这当然是该区别对待的,十一娘原本想要附和,话未出口,竟又咽了回去,只说:“殿下嘱令城中事宜由宇文君及六兄协商处断,怎么安置此人两位商量决定便罢,至于论功行赏,还要由殿下决断。”
陆离察觉十一娘这话似乎带着几分情绪,眉头几不可见稍稍一蹙,便听贺湛说道:“听你们提起这江抒仲,我也想起一人来,未知王妃对雷仰棣这一名姓可有印象?”
“这位不是雷霆侄儿,从洛阳响应阿史那奇桑所谓德政,迫不及待来长安投效者?”
“就是他!我从前与他就有过几回来往,知道他与袁葆投契,当时觉得很是诧异,袁葆这人颇为鲁直,甚是自律,性情虽有些狂傲,品行却无可指摘,不是靠着阿谀奉承就能得他青眼相待,他又素来鄙恶雷霆等太后党徒,独独却对雷仰棣区别看待,岂不怪异?起初我以为袁葆识人不明,被雷仰棣伪装哄骗,错将他看作同道中人,但仔细一想,袁葆虽为显望嫡宗子弟,但既非宗子宗孙,又并不被家族当作栋梁栽培,太后党徒巴结他并不能赢得任何好处,便猜测雷仰棣是否当真出淤泥而不染?”
雷霆之所以能被任命为云州都督,贺湛是在暗中用了些力气的,对于此族子弟当然也有所关注,不过雷仰棣的父亲一把年纪了还不脱纨绔习气,虽与雷霆是一母同胞的亲兄弟,却只知贪图享乐,毫无上进之心,雷仰棣又不是他的嫡子,在雷家众多子侄中,便显得有些黯淡无光,他结交世家子弟虽然引起了贺湛的警觉,但察探一阵,又没发现他另有居心,于是便抛之脑后,对雷动等人反而更加关注。
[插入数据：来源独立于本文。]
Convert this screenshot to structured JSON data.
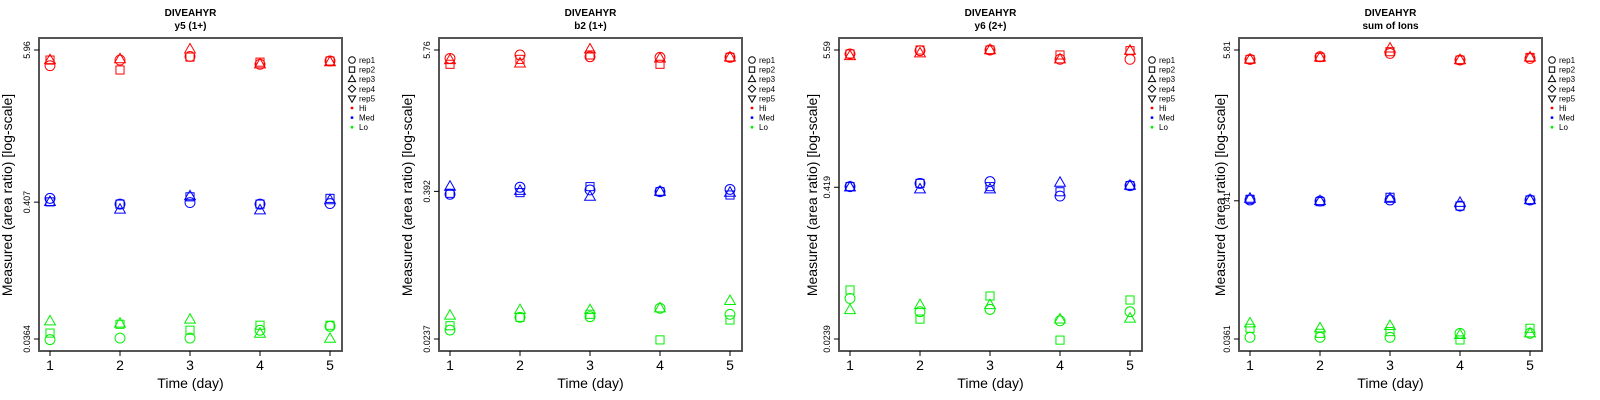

“直到昨晚起事,袁葆向我举荐雷仰棣,担保他回长安并非是为投效突厥,而是另有打算,并甘愿为收复长安尽一分力气,袁葆那样高傲一人,竟然低声下气求我给予雷仰棣一个机会,当时我也不及多想,便答应下来,不想袁葆攻去外郭时,勇猛过度,一骑当先,把自家不少私兵都远远抛在后头,结果深陷重围,幸得雷仰棣一直咬牙跟在他身后,并为袁葆挡下致命一击,否则袁葆只怕就阵亡了,雷仰棣伤势极重,直到这时还未清醒,看得出来是当真豁出性命,并不是只为自保,以苦肉计敷衍争功。”
贺湛说这番话,当然是应袁葆所托,为雷仰棣摘掉投敌这顶帽子,至少日后不被治罪,受世人讥鄙斥责。